Passado o instante do primeiro impacto visual, ao se aproximarem, olharam dentro dos olhos um do outro, como faziam no passado. Imediatamente, se reconheceram em si mesmos, tocaram os lábios delicadamente como nunca fizeram e, abraçados, saíram rumo ao mundo novo do amor que se descortinava, para além das aparências…

BEDA / Plugado

Plugado

Somos separados e unidos por nossas referências. Indicações de tempo, lugares, experiências e maneira como crescemos, por variados tipos de famílias, além de amizades, nacionalidades, condição socioeconômica, formação cultural e raça – quando isso se torna identificação coletiva e/ou pessoal a ser notada. Como tendemos a sermos gregários, buscamos nos reunir em tribos, tanto quanto antes na história da formação dos grupos humanos, então, para sobrevivermos; agora, através de traços comuns que nos conectam.

Lobos solitários sempre hão de existir e eu mesmo, durante parte da minha vida, fui um deles. Misantropo, tinha ojeriza a grupos, sentimento herdado de todos meus ascendentes que viajaram pelo espaço, sós, antes de mim. Por sorte, o futebol, pelo qual sentia grande paixão, fez com que me reunisse com os meus pares da escola, ruas e bairro para jogar onde tivesse espaço e oportunidade. Fora dele, os meus amigos mais próximos sempre foram esquisitos (me perdoem àqueles que me leem, mas nós éramos).

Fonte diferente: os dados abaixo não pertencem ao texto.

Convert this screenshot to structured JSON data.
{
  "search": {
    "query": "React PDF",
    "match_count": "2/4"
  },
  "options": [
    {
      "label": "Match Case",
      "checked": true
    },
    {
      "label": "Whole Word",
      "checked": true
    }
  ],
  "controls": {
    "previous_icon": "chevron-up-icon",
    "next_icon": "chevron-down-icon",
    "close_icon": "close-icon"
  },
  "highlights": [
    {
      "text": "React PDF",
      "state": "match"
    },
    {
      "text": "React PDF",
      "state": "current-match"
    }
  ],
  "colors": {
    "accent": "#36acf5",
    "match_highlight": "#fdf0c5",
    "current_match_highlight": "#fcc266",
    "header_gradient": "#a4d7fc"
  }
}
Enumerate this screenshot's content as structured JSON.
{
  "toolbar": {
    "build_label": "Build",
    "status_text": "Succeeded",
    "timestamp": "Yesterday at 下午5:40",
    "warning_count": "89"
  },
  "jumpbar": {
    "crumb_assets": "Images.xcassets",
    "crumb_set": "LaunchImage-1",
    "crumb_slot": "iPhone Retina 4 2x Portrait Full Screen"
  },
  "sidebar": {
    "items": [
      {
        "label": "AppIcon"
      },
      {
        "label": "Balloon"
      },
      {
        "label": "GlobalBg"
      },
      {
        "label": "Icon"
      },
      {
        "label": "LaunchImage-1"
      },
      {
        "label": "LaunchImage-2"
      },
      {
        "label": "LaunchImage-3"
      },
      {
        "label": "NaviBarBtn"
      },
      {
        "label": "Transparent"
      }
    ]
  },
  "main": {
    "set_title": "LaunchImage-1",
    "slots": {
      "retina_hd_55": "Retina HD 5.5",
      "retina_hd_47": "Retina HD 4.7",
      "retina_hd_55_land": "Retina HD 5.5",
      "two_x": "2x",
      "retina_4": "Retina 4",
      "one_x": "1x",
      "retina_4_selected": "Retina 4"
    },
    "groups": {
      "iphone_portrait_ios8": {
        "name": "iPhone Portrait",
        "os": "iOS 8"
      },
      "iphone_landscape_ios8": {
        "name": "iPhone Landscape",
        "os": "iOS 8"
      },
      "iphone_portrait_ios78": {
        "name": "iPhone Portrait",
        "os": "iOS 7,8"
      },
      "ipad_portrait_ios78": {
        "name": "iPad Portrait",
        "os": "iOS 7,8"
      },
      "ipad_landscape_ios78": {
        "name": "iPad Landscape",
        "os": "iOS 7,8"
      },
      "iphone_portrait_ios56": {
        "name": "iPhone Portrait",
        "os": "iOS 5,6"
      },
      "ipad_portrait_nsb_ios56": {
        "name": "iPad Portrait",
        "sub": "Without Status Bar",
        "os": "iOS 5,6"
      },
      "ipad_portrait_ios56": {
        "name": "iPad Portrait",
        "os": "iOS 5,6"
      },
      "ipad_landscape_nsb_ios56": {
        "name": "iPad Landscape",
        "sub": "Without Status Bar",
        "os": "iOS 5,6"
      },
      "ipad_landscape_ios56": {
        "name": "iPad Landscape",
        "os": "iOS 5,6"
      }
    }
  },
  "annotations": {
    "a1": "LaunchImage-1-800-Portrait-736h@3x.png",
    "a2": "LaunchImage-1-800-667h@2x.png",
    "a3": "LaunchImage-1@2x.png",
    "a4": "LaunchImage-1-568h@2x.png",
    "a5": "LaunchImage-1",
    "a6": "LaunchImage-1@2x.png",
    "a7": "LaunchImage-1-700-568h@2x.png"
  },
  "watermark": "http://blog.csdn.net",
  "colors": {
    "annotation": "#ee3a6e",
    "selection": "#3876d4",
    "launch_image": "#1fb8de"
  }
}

Passado o tempo de isolamento, porém, em algum momento, tive que me salvar de mim mesmo, e optei por conhecer as pessoas que viviam ao meu redor. Até que disfarçava bem a minha inépcia para isso, bem como a dor por não conseguir vencer as distâncias que separam a todos nós em ilhas físicas e mentais. As minhas referências eram, em sua maior parte, literárias, com praticidade quase zero para a referência de realidade que vivia. Os meus temas de conversação eram inadequados, as minhas projeções psicológicas, inverossímeis. Os choques entre as diferentes dimensões eram evidentes. Depois de tanto tempo, com muito esforço, posso até declarar que me tornei uma pessoa sociável. Cheguei a formar famílias – descendentes e amigos – que me puxam de dentro do buraco negro.

Atualmente, o fenômeno de auto isolamento é perceptível e se apresenta como padrão de comportamento coletivo. Estamos, socialmente, a nos separar uns dos outros por sistemas artificiais de conexão. Ao passarmos por praças com serviço de sinal aberto de Internet, veremos raros namorados a se beijarem ou pessoas a conversarem entre si. O mais comum será presenciarmos seres fisicamente acoplados aos seus aparelhos celulares, com as suas mentes a milhas distantes dali, a formarem tribos de pessoas sós.

Em alguns restaurantes já há anúncios que expressam os seguintes dizeres: “Senha de Wi-Fi só depois de 30 minutos de conversa”. Outros, aboliram ou pensam em abolir o fornecimento das senhas, pura e simplesmente. O proprietário de um local no qual trabalhei em um evento me disse que está a pensar em deixar de oferecer sinal porque, além da comida, o que ele gostaria de fornecer eram momentos de congraçamento em torno das mesas, um ambiente de interação para os frequentadores e demonstração de alegria por estarem na companhia de pessoas afins.

Quanto ao aspecto referencial, a realidade virtual tem se tornado tão mais atrativa pelo poder que apresenta de deslocamento de onde estamos e de quem somos, somado ao crescente desejo de fuga da realidade, que venho a crer que novas manifestações de alheamento público se tornarão cada vez mais progressivas, a vista da instituição de tecnologias que farão referências das referências das referências. A realidade será tão somente uma tênue base de sustentação, algo de quase improvável existência, uma intangível ficção. Seremos conduzidos pela ideia de que há algo para além do que experimentamos, um universo paralelo, uma espécie de paraíso perdido que, em um tempo passado, chegamos a chamar de vida.

Ao mesmo tempo que me sinto plugado às circunstâncias, percebo o quão é instável seu estado fugidio. Sem saber ao certo qual seria a base sobre a qual se sustenta, especulo que sem nos viabilizarmos como seres ligados a algo permanente, nos sentiremos morrer a cada instante. No entanto, ainda que soframos com nossa finitude, eu a concebo ser apenas aparente. Ainda que esteja enganado, essa possível ilusão me alimenta. Na soma de tudo, chamo a isso de “viver”, condição que experimento, no meu caso, em constante estado de assombro.